Focus: the last three Munster football finals revisited

Cork and Kerry prepare to do battle for another Munster Championship. Have we been here before?

KERRY AND CORK’S domination of the Munster football championship has not been broken since 1992, and the biggest rivalry in the game is renewed this Sunday at Páirc Uí Chaoimh.

The Score takes a look back at the last three finals, where Limerick twice tried – and failed – to break the stranglehold of the big two.

Kerry and Limerick players before the start of the match in Fitzgerald Stadium (INPHO/Cathal Noonan)

2010: Kerry edge a ding-dong battle

Kerry won their first Munster football title since 2007 but it was a tight affair against Limerick, who mounted a fine second half comeback to test Jack O’Connor’s side. The Treaty County had actually enjoyed the better of the first half, leading their more illustrious opponents 0-10 to 0-07.

O’Connor’s men suddenly clicked into gear, blasting home 1-7 without reply, only to see a John Galvin-inspired Limerick fight back and threaten to take the Munster championship away from either Cork or Kerry for the first time since 1992.

Mickey Ned O’Sullivan’s side drew level in the game with 11 minutes remaining but the Kingdom’s greater experience told. Points from Colm Cooper, David Moran and Tomás O’Sé saw them home with a 1-17 to 1-14 win.

Limerick goalkeeper Sean Kiely saves from Cork’s Daniel Goulding. (INPHO/Morgan Treacy)

2009: Cork scrape it by a point to leave Limerick reeling

If the following year’s tussle proved to be a gripping final, it had nothing on the 2009 clash between Conor Counihan’s Cork side and O’Sullivan’s men. This was to be Limerick’s first Munster final since losing to Kerry in a 2004 replay and they fought Cork all the way for the title.

Limerick led for much of the game but the pivotal moment came with the introduction of Colm O’Neill, Cork’s U21 star, midway through the second half. Up to that point the greater tenacity of Galvin and co. had seen Limerick build a sizable lead, and this despite a fortuitous Cork penalty for Donncha O’Connor, but O’Neill brought a physical presence that the Treatymen could not cope with as the clock counted down.

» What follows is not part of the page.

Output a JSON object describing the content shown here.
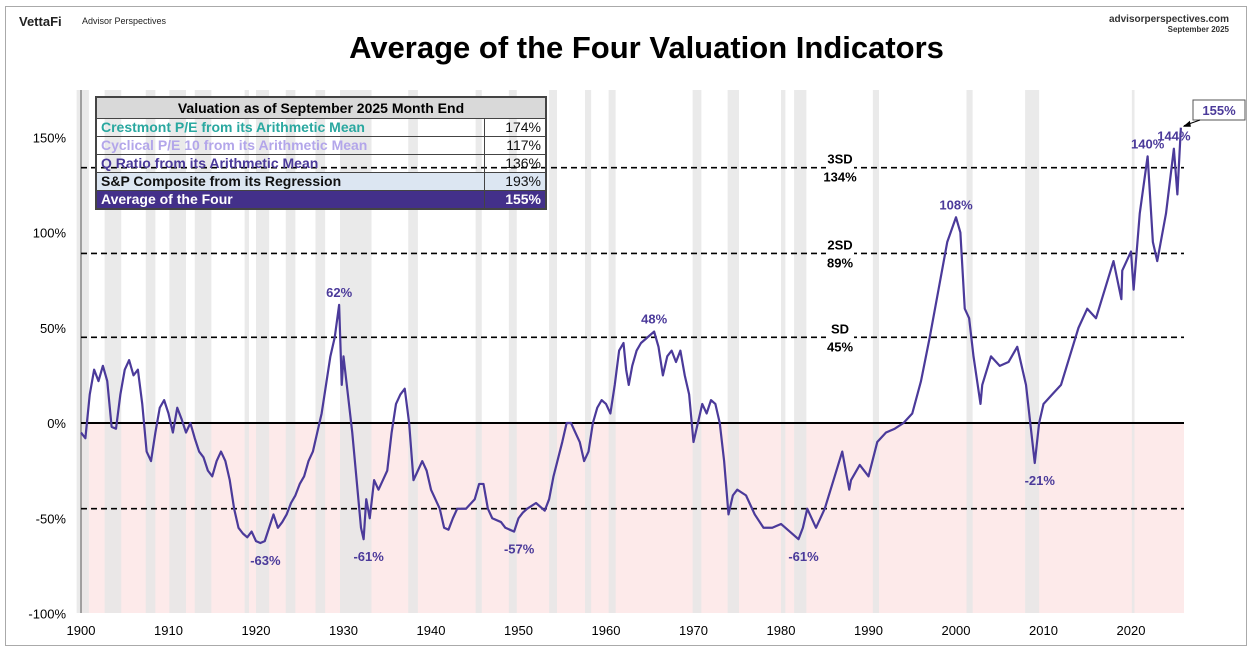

He played a vital role in the build up to Daniel Goulding’s crucial goal, and Cork ran out winners by 2-6 to 0-11.

Pearse O’Neill and Darragh O’Se square up. (INPHO/Dan Sheridan)

2008: Cork triumph as Kerry lose their discipline

It was all about Cork’s second-half performance at Páirc Uí Chaoimh, as they secured revenge over their most bitter of rivals for the previous year’s reversal.

The Rebels’ feat was made all the more impressive by the fact that they had overturned a huge eight-point half-time deficit to win by five points. The Kingdom had opened up a massive 1-08 to 0-03 interval lead and the situation was made all the more dire for Cork when Nicholas Murphy received his marching orders for a second yellow card only four minutes into the second period.

However, as with the introduction of Colm O’Neill a year later, Counihan played the ace up his sleeve by bringing on the towering Michael Cussen. Kerry could not cope with the 6′ 6” attacker and his goal – when he connected with a Ger Spillane delivery – was to prove massively important, especially when Kerry corner-back Tomás Ó Sé was shown a straight red card for a challenge on Seán O’Brien.

Cork outscored Kerry 1-13 to 0-03 in a stunning second half fightback. Kerry totally unravelled and another O’Sé brother, Darragh, was sent off for a tussle with Pearse O’Neill. The match finished 1-16 to 1-11.